But if the majority of recordings are mixed to mono in the bass, then the majority of people can do just fine with mono subs. I'm just not sure that most bass is mixed to mono on CDs. I've been finding that it isn't, but I could be looking at it wrong. Earl thinks my method is flawed, so I'm trying hard to find the flaws.
 
I agree with you there, Bear.

But if the majority of recordings are mixed to mono in the bass, then the majority of people can do just fine with mono subs. I'm just not sure that most bass is mixed to mono on CDs. I've been finding that it isn't, but I could be looking at it wrong. Earl thinks my method is flawed, so I'm trying hard to find the flaws.

Mixed to mono or effectively mono due to small inter-mike distances? Between the two I'd think there's a LOT of mono.
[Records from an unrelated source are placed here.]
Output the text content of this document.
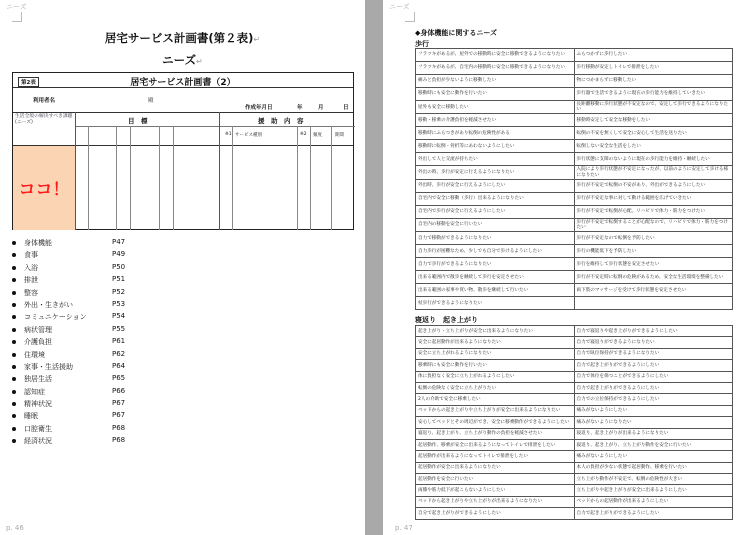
ニーズ
居宅サービス計画書(第２表)↵
ニーズ↵
第2表	居宅サービス計画書（2）
利用者名	殿
作成年月日	年	月	日
生活全般の解決すべき課題(ニーズ)	目　標	援　助　内　容
※1 サービス種別	※2 頻度	期間
ココ！
身体機能	P47
食事	P49
入浴	P50
排泄	P51
整容	P52
外出・生きがい	P53
コミュニケーション	P54
病状管理	P55
介護負担	P61
住環境	P62
家事・生活援助	P64
独居生活	P65
認知症	P66
精神状況	P67
睡眠	P67
口腔衛生	P68
経済状況	P68
p. 46
ニーズ
◆身体機能に関するニーズ
歩行
フラツキがあるが、屋外での移動時に安全に移動できるようになりたい	ふらつかずに歩行したい
フラツキがあるが、自宅内の移動時に安全に移動できるようになりたい	歩行移動が安定しトイレで排泄をしたい
痛みと負担が少ないように移動したい	物につかまらずに移動したい
移動時にも安全に動作を行いたい	歩行器で生活できるように現在の歩行能力を維持していきたい
屋外も安全に移動したい	長距離移動に歩行状態が不安定なので、安定して歩行できるようになりたい
移動・移乗の介護負担を軽減させたい	移動時安定して安全な移動をしたい
移動時にふらつきがあり転倒の危険性がある	転倒の不安を無くして安全に安心して生活を送りたい
移動時に転倒・骨折等にあわないようにしたい	転倒しない安全な生活をしたい
外出して人と交流が持ちたい	歩行状態に支障のないように現在の歩行能力を維持・継続したい
外出の時、歩行が安定に行えるようになりたい	入院により歩行状態が不安定になったが、以前のように安定して歩ける様になりたい
外出時、歩行が安全に行えるようにしたい	歩行が不安定で転倒の不安があり、外出ができるようにしたい
自宅内で安全に移動（歩行）出来るようになりたい	歩行が不安定な事に対して動ける範囲を広げていきたい
自宅内で歩行が安全に行えるようにしたい	歩行が不安定で転倒が心配。リハビリで体力・筋力をつけたい
自宅内の移動を安全に行いたい	歩行が不安定で転倒することが心配なので、リハビリで体力・筋力をつけたい
自力で移動ができるようになりたい	歩行が不安定なので転倒を予防したい
自力歩行が困難なため、少しでも自分で歩けるようにしたい	歩行の機能低下を予防したい
自力で歩行ができるようになりたい	歩行を維持して歩行状態を安定させたい
出来る範囲内で散歩を継続して歩行を安定させたい	歩行が不安定時に転倒の危険があるため、安全な生活環境を整備したい
出来る範囲の家事や買い物、散歩を継続して行いたい	両下肢のマッサージを受けて歩行状態を安定させたい
杖歩行ができるようになりたい	
寝返り　起き上がり
起き上がり・立ち上がりが安全に出来るようになりたい	自力で寝返りや起き上がりができるようにしたい
安全に起居動作が出来るようになりたい	自力で寝返りができるようになりたい
安全に立ち上がれるようになりたい	自力で臥位保持ができるようになりたい
移乗時にも安全に動作を行いたい	自力で起き上がりができるようにしたい
体に負担なく安全に立ち上がれるようにしたい	自力で体位を保つことができるようにしたい
転倒の危険なく安全に立ち上がりたい	自力で起き上がりができるようにしたい
2人の介助で安全に移乗したい	自力での立位保持ができるようにしたい
ベッドからの起き上がりや立ち上がりが安全に出来るようになりたい	痛みがないようにしたい
安心してベッドとその周辺ができ、安全に移乗動作ができるようにしたい	痛みがないようになりたい
寝返り、起き上がり、立ち上がり動作の負担を軽減させたい	寝返り、起き上がりが出来るようになりたい
起居動作、移乗が安全に出来るようになってトイレで排泄をしたい	寝返り、起き上がり、立ち上がり動作を安全に行いたい
起居動作が出来るようになってトイレで排泄をしたい	痛みがないようにしたい
起居動作が安全に出来るようになりたい	本人の負担が少ない状態で起居動作、移乗を行いたい
起居動作を安全に行いたい	立ち上がり動作が不安定で、転倒の危険性が大きい
両膝や筋力低下が起こらないようにしたい	立ち上がりや起き上がりが安全に出来るようにしたい
ベッドから起き上がりや立ち上がりが出来るようになりたい	ベッドからの起居動作が出来るようにしたい
自分で起き上がりができるようにしたい	自力で起き上がりができるようにしたい
p. 47
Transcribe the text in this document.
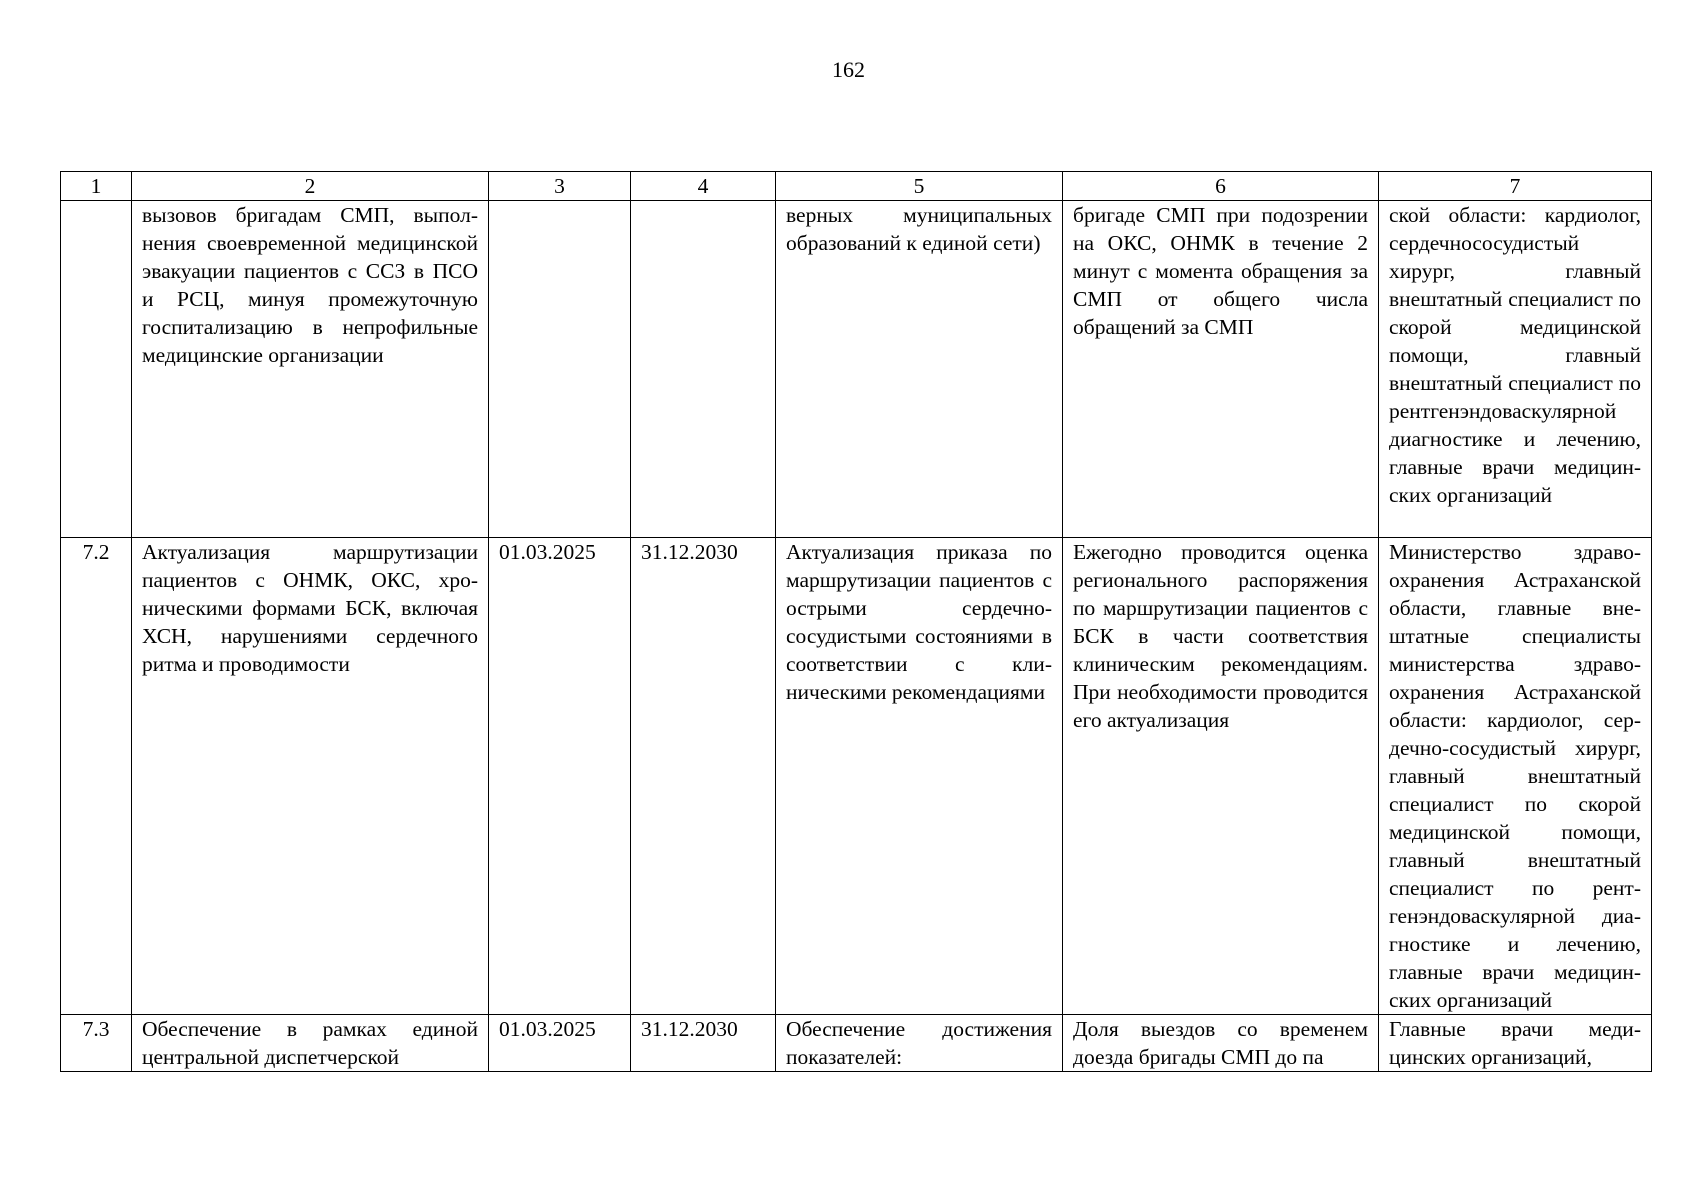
162
1	2	3	4	5	6	7
	вызовов бригадам СМП, выполнения своевременной медицинской эвакуации пациентов с ССЗ в ПСО и РСЦ, минуя промежуточную госпитализацию в непрофильные медицинские организации			верных муниципальных образований к единой сети)	бригаде СМП при подозрении на ОКС, ОНМК в течение 2 минут с момента обращения за СМП от общего числа обращений за СМП	ской области: кардиолог, сердечнососудистый хирург, главный внештатный специалист по скорой медицинской помощи, главный внештатный специалист по рентгенэндоваскулярной диагностике и лечению, главные врачи медицинских организаций
7.2	Актуализация маршрутизации пациентов с ОНМК, ОКС, хроническими формами БСК, включая ХСН, нарушениями сердечного ритма и проводимости	01.03.2025	31.12.2030	Актуализация приказа по маршрутизации пациентов с острыми сердечнососудистыми состояниями в соответствии с клиническими рекомендациями	Ежегодно проводится оценка регионального распоряжения по маршрутизации пациентов с БСК в части соответствия клиническим рекомендациям. При необходимости проводится его актуализация	Министерство здравоохранения Астраханской области, главные внештатные специалисты министерства здравоохранения Астраханской области: кардиолог, сердечно-сосудистый хирург, главный внештатный специалист по скорой медицинской помощи, главный внештатный специалист по рентгенэндоваскулярной диагностике и лечению, главные врачи медицинских организаций
7.3	Обеспечение в рамках единой центральной диспетчерской	01.03.2025	31.12.2030	Обеспечение достижения показателей:	Доля выездов со временем доезда бригады СМП до па	Главные врачи медицинских организаций,
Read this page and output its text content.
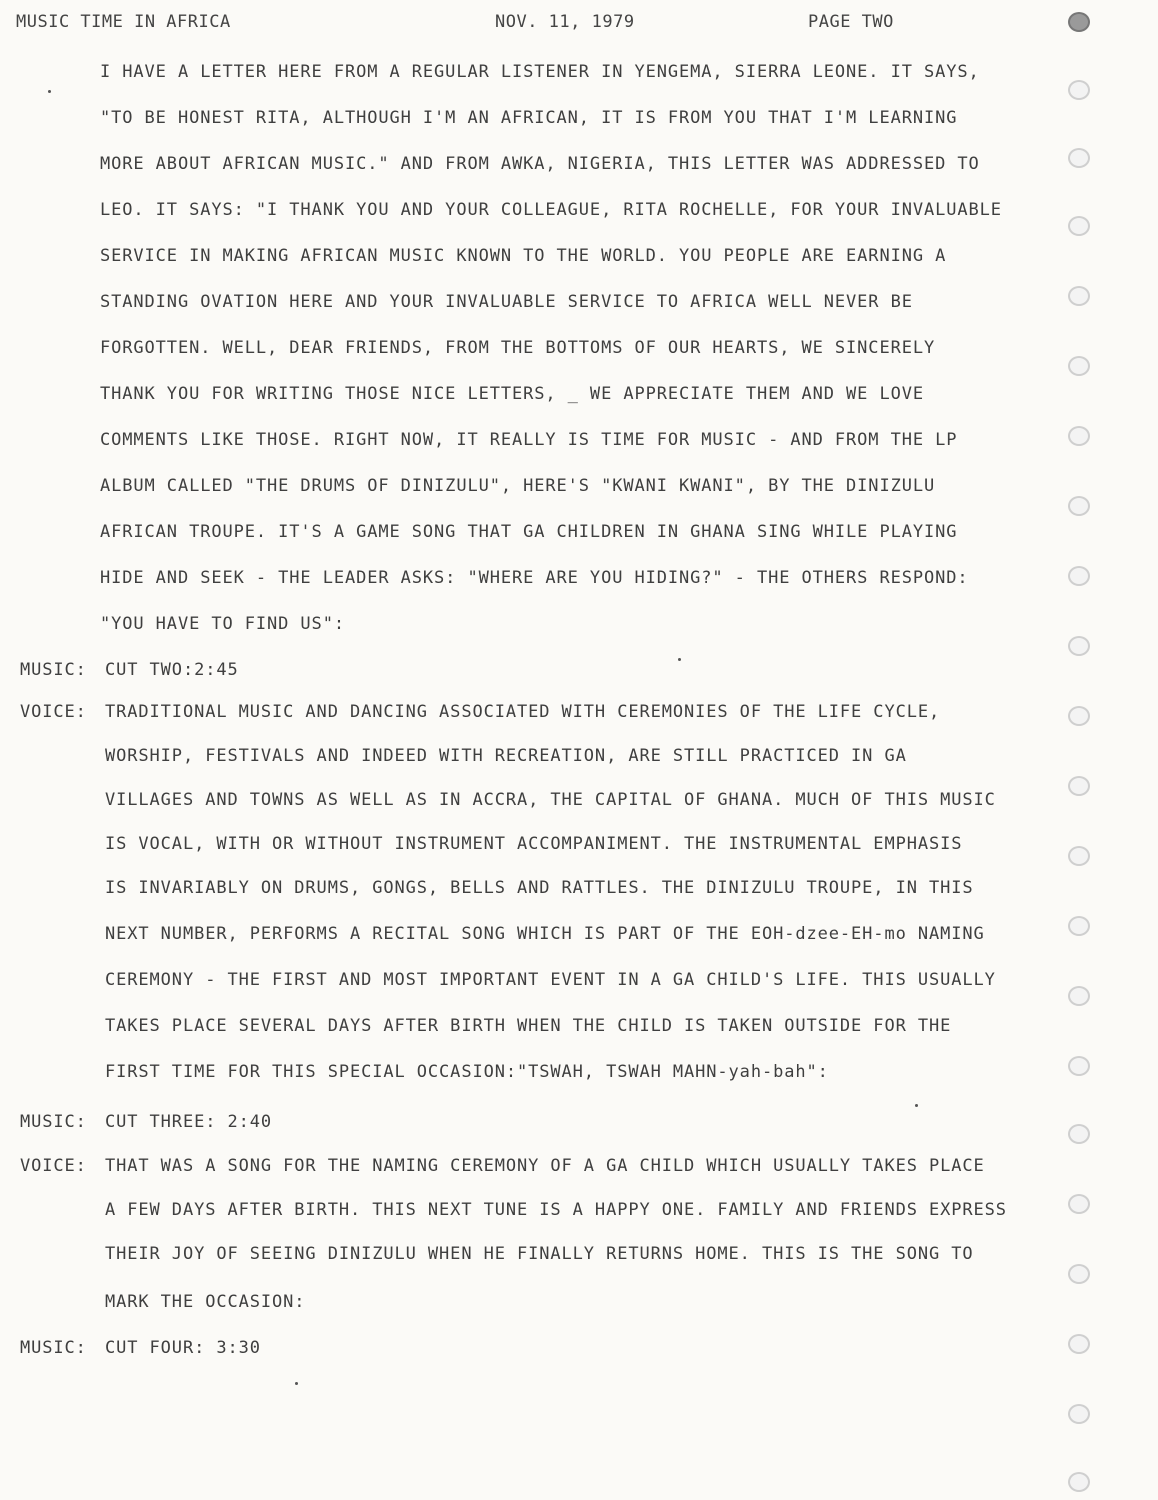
MUSIC TIME IN AFRICA	NOV. 11, 1979	PAGE TWO
I HAVE A LETTER HERE FROM A REGULAR LISTENER IN YENGEMA, SIERRA LEONE. IT SAYS,
"TO BE HONEST RITA, ALTHOUGH I'M AN AFRICAN, IT IS FROM YOU THAT I'M LEARNING
MORE ABOUT AFRICAN MUSIC." AND FROM AWKA, NIGERIA, THIS LETTER WAS ADDRESSED TO
LEO. IT SAYS: "I THANK YOU AND YOUR COLLEAGUE, RITA ROCHELLE, FOR YOUR INVALUABLE
SERVICE IN MAKING AFRICAN MUSIC KNOWN TO THE WORLD. YOU PEOPLE ARE EARNING A
STANDING OVATION HERE AND YOUR INVALUABLE SERVICE TO AFRICA WELL NEVER BE
FORGOTTEN. WELL, DEAR FRIENDS, FROM THE BOTTOMS OF OUR HEARTS, WE SINCERELY
THANK YOU FOR WRITING THOSE NICE LETTERS, _ WE APPRECIATE THEM AND WE LOVE
COMMENTS LIKE THOSE. RIGHT NOW, IT REALLY IS TIME FOR MUSIC - AND FROM THE LP
ALBUM CALLED "THE DRUMS OF DINIZULU", HERE'S "KWANI KWANI", BY THE DINIZULU
AFRICAN TROUPE. IT'S A GAME SONG THAT GA CHILDREN IN GHANA SING WHILE PLAYING
HIDE AND SEEK - THE LEADER ASKS: "WHERE ARE YOU HIDING?" - THE OTHERS RESPOND:
"YOU HAVE TO FIND US":
MUSIC: CUT TWO:2:45
VOICE: TRADITIONAL MUSIC AND DANCING ASSOCIATED WITH CEREMONIES OF THE LIFE CYCLE,
WORSHIP, FESTIVALS AND INDEED WITH RECREATION, ARE STILL PRACTICED IN GA
VILLAGES AND TOWNS AS WELL AS IN ACCRA, THE CAPITAL OF GHANA. MUCH OF THIS MUSIC
IS VOCAL, WITH OR WITHOUT INSTRUMENT ACCOMPANIMENT. THE INSTRUMENTAL EMPHASIS
IS INVARIABLY ON DRUMS, GONGS, BELLS AND RATTLES. THE DINIZULU TROUPE, IN THIS
NEXT NUMBER, PERFORMS A RECITAL SONG WHICH IS PART OF THE EOH-dzee-EH-mo NAMING
CEREMONY - THE FIRST AND MOST IMPORTANT EVENT IN A GA CHILD'S LIFE. THIS USUALLY
TAKES PLACE SEVERAL DAYS AFTER BIRTH WHEN THE CHILD IS TAKEN OUTSIDE FOR THE
FIRST TIME FOR THIS SPECIAL OCCASION:"TSWAH, TSWAH MAHN-yah-bah":
MUSIC: CUT THREE: 2:40
VOICE: THAT WAS A SONG FOR THE NAMING CEREMONY OF A GA CHILD WHICH USUALLY TAKES PLACE
A FEW DAYS AFTER BIRTH. THIS NEXT TUNE IS A HAPPY ONE. FAMILY AND FRIENDS EXPRESS
THEIR JOY OF SEEING DINIZULU WHEN HE FINALLY RETURNS HOME. THIS IS THE SONG TO
MARK THE OCCASION:
MUSIC: CUT FOUR: 3:30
I'll be interested to see how your experimentation shapes up- I'd always assumed the "CDs are almost always mono in bass" to be accurate.
 
Take the ripped CD into one of the software editing packages, apply a LP filter, sum with one channel inverted... if it is mono the result is a null.

Of course with real bass and stereo, it is possible for the two channels to be pretty close together in time/phase, but not exactly.

I think it is tough to figure this out reliably, except that truly mono'd bass will result in an absolute nulling...

but as I said, I don't care, since at least for myself I have deluded and convinced myself that I can hear the difference in the sound field when I get my subs (presumably) lined up (like ducks...) time/phase wise.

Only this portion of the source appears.